BABOON TEETH by Romy Aura Maloon BALL AND CHAIN HORNS by Romy Aura Maloon BUNNY WITH MONOCLE by Romy Aura Maloon EXPLODING BUCK by Romy Aura Maloon
LADYS BLACK RIFLE by Romy Aura Maloon NAUTICAL HORNS by Romy Aura Maloon WHITEYS MEAT GUN by Romy Aura Maloon


ABOUT ROMY AURA MALOON

Though I was born in the United States, my cultural and familial history is resolutely one of other places and identities. As Jewish South Africans, my parents fled the apartheid government of South Africa, not as an act of protest, but rather in fear that the changing tides of history might one day swallow them--swallow us--whole. My work is an attempt to ingratiate and reconcile these disparate identities and geographic spaces with my own personal politics. As a first generation Southern American born of South African parents, I am forever bound to confront the history of a country I have never lived in; yet I am linked by blood.

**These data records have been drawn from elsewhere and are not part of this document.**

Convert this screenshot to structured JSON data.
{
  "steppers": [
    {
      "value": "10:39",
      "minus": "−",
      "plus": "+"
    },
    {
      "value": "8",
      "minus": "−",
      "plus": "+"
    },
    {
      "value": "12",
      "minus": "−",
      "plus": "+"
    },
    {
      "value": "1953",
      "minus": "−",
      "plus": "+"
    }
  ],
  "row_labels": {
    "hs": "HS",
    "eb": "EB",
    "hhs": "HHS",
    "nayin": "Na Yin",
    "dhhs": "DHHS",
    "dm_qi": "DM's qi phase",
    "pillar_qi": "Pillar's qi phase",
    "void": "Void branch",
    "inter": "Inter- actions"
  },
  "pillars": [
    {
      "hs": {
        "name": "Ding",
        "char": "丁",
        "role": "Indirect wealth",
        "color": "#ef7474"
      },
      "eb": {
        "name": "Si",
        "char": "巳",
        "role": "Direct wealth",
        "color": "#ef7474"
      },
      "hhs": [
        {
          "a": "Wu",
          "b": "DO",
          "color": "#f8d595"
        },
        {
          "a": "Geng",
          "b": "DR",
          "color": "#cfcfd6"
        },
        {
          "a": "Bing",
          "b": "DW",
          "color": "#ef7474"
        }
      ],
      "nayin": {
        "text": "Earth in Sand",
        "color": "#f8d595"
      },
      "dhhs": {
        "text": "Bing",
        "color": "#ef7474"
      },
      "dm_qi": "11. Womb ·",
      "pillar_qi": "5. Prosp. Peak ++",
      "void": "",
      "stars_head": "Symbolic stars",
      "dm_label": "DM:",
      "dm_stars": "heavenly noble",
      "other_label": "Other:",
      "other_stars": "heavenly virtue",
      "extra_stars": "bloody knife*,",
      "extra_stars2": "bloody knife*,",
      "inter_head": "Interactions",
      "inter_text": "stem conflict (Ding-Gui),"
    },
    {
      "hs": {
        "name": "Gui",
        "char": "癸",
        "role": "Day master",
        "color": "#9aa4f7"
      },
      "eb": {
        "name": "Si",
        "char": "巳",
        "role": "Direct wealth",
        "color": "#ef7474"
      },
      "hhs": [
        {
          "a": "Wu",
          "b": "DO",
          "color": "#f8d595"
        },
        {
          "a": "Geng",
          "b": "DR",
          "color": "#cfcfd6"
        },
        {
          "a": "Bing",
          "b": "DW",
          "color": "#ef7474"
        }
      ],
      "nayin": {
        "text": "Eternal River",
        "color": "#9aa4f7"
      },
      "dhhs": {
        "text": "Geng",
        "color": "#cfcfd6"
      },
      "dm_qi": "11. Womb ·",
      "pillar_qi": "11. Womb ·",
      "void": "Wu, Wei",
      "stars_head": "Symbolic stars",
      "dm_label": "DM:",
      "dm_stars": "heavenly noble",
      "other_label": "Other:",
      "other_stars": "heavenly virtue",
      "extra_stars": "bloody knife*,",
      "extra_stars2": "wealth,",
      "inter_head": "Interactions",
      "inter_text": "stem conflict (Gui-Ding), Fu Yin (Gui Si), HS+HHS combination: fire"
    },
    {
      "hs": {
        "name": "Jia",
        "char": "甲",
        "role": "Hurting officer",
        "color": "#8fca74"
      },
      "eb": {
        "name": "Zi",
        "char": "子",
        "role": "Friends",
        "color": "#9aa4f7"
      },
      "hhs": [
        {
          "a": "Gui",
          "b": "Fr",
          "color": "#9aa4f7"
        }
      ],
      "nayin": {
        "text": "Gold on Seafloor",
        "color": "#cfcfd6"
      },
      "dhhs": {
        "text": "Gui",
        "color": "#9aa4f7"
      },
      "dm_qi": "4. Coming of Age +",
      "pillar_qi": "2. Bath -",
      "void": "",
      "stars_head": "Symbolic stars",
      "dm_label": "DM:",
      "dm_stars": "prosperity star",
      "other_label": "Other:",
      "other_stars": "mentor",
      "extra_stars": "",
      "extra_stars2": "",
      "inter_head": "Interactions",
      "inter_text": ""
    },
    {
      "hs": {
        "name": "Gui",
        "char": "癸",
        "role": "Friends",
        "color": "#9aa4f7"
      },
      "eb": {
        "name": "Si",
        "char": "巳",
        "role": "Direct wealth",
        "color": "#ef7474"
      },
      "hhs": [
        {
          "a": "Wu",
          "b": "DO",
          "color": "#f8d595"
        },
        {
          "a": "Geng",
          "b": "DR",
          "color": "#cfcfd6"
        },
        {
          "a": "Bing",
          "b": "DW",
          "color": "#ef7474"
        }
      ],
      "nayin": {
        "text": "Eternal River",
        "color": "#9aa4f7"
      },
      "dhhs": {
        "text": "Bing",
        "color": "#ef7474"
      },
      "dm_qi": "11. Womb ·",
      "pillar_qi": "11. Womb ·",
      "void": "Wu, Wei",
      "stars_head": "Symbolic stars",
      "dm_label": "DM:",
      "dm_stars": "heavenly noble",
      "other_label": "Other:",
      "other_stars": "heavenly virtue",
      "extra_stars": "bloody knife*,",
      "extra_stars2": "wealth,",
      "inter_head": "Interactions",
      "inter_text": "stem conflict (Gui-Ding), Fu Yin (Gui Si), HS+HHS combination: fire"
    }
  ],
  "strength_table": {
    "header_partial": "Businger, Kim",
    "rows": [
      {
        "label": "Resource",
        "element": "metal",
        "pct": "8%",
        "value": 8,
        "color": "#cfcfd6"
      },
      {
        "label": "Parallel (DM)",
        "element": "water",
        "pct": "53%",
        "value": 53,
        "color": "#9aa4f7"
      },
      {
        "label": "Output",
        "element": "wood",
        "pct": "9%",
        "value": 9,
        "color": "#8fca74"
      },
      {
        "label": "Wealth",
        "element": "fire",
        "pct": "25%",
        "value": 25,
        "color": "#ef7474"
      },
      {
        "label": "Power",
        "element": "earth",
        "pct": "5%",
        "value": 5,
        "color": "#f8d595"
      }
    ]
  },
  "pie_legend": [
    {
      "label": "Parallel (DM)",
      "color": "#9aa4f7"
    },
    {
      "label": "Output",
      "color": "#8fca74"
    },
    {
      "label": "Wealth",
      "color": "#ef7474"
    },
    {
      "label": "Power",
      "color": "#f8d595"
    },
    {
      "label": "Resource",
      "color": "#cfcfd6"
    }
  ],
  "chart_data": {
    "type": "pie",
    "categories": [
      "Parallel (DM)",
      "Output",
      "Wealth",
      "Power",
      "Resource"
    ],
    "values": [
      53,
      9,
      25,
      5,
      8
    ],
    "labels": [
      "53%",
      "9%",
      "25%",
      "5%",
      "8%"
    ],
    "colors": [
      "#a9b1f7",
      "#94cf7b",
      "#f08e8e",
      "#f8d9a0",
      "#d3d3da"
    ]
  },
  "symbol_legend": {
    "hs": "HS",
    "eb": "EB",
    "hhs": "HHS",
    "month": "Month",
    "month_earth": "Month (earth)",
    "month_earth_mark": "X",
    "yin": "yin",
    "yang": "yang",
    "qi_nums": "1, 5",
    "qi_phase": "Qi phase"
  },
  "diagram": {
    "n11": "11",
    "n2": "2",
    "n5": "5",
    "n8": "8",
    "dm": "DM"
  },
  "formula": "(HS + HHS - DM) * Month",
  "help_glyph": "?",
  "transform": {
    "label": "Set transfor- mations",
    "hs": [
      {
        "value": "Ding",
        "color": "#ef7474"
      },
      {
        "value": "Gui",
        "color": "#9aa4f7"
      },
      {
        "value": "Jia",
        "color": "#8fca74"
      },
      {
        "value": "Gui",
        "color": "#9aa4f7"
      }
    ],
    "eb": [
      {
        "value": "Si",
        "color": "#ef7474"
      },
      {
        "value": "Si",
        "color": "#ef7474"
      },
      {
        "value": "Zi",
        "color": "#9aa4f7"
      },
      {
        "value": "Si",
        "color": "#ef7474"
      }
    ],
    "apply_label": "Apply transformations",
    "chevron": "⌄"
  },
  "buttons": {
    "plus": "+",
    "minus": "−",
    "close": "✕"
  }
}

My sculptures are a tongue-in-cheek re-imagining of stock "African" and American kitsch images: the slain antelope, the mounted rifle, embellished to mitigate their disturbing imagery. I create sculptures that are generally fractured and broken; the material echoes the cultural and social fissures created by cultural and generational displacement. The image of fractured small game animal parts (predominantly the horn) mimics the hunting trophy, but reconfigures its aesthetic and position. Mounted hunting trophies and guns can insight feelings of great unease or admiration depending on the perspective of the viewer. No matter how an individual feels about hunting as sport, it is an activity of power and dominance. It is this space, between the unsettling and the beautiful, the fractured and whole, the displaced and the rooted, that I encourage the viewer to question.

I have a BFA from the Ringling college of Art and Design, was selected to attend the New York Studio Program in 2007, and studied traditional monastic artistry in Tibet.